Jungkook tylko przekręcił głowę, niczym jak te pieski preriowe. Gdy usłyszała odpowiedź ze strony Jimin’a. A to dlatego, że nie bardzo rozumiał, o co mu chodziło i czemu się tak w stosunku do niego odezwał. Chociaż po chwili zdał sobie sprawę z tego, czemu zareagowali tak, a nie inaczej.

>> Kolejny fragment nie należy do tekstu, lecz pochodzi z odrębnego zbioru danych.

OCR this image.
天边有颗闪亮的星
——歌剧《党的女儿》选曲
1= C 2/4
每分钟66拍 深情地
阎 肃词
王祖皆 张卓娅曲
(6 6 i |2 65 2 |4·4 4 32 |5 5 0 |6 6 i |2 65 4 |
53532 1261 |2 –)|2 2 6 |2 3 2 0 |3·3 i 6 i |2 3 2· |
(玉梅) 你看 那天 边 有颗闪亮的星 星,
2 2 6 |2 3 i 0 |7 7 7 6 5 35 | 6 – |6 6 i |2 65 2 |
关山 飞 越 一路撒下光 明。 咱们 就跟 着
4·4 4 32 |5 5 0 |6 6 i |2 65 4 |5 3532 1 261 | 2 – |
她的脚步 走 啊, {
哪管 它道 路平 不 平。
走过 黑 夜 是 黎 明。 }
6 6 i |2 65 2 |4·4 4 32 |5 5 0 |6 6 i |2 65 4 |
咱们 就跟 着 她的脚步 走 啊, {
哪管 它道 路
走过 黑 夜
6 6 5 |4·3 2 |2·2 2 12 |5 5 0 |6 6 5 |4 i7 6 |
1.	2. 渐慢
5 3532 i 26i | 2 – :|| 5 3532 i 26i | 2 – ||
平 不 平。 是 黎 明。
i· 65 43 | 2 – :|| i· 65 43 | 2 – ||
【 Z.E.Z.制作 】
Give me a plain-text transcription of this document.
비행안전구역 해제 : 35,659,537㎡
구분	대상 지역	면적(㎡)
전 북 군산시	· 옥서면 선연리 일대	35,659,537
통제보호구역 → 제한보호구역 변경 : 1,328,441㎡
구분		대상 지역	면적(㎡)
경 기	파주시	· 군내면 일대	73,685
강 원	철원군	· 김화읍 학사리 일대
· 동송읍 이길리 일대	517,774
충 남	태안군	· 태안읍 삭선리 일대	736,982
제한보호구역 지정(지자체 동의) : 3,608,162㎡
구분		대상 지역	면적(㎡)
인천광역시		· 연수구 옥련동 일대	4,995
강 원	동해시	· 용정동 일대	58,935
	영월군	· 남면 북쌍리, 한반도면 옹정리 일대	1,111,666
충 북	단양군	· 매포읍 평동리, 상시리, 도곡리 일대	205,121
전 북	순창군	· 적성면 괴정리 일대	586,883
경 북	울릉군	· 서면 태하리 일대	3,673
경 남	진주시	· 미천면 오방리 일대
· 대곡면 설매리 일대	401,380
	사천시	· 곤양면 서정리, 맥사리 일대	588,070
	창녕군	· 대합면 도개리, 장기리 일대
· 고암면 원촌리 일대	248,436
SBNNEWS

Dlatego też, odpowiedział na ich słowa, lekko się przy tym obruszając.

━━ To nie moja wina, że byliście tak pogrążeni rozmową, że mnie nie zauważyliście! ━━ odparł z rozbawieniem Jungkook, próbując obrócić to, co się stało w żart.

Jimin wcale nie był zadowolony z tego, że jego przyjaciel, niczym jak jakiś zabójca się do nich zbliżył, bez żadnego ówcześnie słowa. Jednak nic na to już poradzić nie mógł i pozostało mu tylko iść do przodu. Chociaż nie był zadowolony z tego, co zrobił Jungkook, ale to co się stało, już się nie odstanie I musiał się z tym fantem pogodzić, czy tego chciał, czy też, czy nie.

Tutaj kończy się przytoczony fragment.